2. The Things We Never Say by Elizabeth Strout
(Random House)
9 Rave • 3 Positive • 3 Mixed
“As usual, Strout manages to create scenes of intense intimacy in prose that feels as casual and comfortable as your favorite flannel shirt. She’s just so damn good.”
–Ron Charles (Ron Charles Substack)

3. John of John by Douglas Stuart
(Grove Press)
9 Rave • 1 Mixed
“A muscular narrative with scrupulous technique.

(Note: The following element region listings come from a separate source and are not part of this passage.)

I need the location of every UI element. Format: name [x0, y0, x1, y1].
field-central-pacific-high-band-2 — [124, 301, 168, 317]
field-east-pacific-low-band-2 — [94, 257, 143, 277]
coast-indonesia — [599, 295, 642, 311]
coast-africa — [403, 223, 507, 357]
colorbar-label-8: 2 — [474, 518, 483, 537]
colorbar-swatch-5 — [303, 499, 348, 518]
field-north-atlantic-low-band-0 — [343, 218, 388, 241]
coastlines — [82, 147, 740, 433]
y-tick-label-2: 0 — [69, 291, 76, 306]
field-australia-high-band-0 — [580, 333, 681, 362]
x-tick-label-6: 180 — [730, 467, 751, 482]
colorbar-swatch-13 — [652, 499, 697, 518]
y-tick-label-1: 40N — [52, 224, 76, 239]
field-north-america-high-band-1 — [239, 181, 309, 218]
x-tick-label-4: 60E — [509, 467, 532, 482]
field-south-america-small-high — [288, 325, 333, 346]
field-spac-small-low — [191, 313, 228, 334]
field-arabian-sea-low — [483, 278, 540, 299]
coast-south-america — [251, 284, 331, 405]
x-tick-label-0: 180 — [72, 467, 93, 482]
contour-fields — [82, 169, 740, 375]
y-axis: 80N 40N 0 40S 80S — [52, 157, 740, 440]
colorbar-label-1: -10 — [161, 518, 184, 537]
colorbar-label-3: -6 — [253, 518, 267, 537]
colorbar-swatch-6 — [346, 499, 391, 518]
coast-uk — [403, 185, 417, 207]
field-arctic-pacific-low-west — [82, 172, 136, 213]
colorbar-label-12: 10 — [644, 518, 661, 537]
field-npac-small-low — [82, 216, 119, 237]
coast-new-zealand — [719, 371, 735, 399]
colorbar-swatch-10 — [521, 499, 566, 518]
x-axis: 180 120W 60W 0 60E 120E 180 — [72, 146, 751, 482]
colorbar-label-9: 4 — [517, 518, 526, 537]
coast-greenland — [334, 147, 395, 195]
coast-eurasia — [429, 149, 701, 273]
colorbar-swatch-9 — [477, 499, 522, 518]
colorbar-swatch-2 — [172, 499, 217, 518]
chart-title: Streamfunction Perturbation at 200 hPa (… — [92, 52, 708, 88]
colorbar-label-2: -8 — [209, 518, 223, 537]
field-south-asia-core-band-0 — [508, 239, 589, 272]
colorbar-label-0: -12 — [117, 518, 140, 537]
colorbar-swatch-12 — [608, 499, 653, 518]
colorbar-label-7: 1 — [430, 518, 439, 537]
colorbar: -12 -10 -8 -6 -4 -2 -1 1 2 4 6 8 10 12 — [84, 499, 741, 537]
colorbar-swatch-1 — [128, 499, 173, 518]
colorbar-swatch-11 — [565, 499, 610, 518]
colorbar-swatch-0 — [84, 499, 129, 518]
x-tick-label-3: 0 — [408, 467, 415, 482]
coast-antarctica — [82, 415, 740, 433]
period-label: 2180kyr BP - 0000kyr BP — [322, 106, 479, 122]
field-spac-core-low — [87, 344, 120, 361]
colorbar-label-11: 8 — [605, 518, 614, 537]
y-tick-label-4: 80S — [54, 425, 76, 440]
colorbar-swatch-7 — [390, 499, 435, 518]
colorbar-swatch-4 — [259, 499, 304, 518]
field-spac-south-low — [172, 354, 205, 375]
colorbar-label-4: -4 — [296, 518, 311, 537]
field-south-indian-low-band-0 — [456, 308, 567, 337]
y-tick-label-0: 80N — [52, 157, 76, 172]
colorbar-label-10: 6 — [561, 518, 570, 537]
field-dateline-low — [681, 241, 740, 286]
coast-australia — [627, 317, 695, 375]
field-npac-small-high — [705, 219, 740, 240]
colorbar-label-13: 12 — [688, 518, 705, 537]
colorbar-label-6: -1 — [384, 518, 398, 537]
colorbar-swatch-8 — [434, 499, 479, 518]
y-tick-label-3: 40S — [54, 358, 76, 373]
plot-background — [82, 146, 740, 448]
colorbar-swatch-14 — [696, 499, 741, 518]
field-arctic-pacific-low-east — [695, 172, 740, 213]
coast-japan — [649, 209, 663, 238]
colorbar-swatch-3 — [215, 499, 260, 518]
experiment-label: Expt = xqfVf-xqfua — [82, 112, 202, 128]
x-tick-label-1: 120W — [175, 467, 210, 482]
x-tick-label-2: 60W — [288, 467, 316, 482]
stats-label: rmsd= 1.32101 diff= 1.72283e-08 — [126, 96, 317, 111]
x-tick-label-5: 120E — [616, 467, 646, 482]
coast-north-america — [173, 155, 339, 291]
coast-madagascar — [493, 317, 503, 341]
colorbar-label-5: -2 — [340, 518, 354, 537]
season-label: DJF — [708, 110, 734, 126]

It’s his finest work yet.”
–Hamilton Cain (The Boston Globe)
**

1. Ghost Stories by Siri Hustvedt
(Simon and Schuster)
5 Rave • 3 Positive
“Hustvedt writes so intimately about their physical and intellectual companionship that she makes you feel, in a way not all memoirists can, the dimensions of the crater he left behind.”
–Dwight Garner (The New York Times)

2. Backtalker by Kimberlé Williams Crenshaw
(Simon and Schuster)
5 Rave • 2 Positive
“Written with clarity and precision built by Williams Crenshaw’s deep expertise on race and gender politics, and sharpened by the constant defense for the need for both to be discussed, the memoir is both grounded and resolute.”
–Chanda Daniels (Hippocampus)

3. Glorious Country by Victoria Johnson
(Scribner)
6 Rave
“A vivid, transformational portrait of an artist who chronicled a nation in flux.”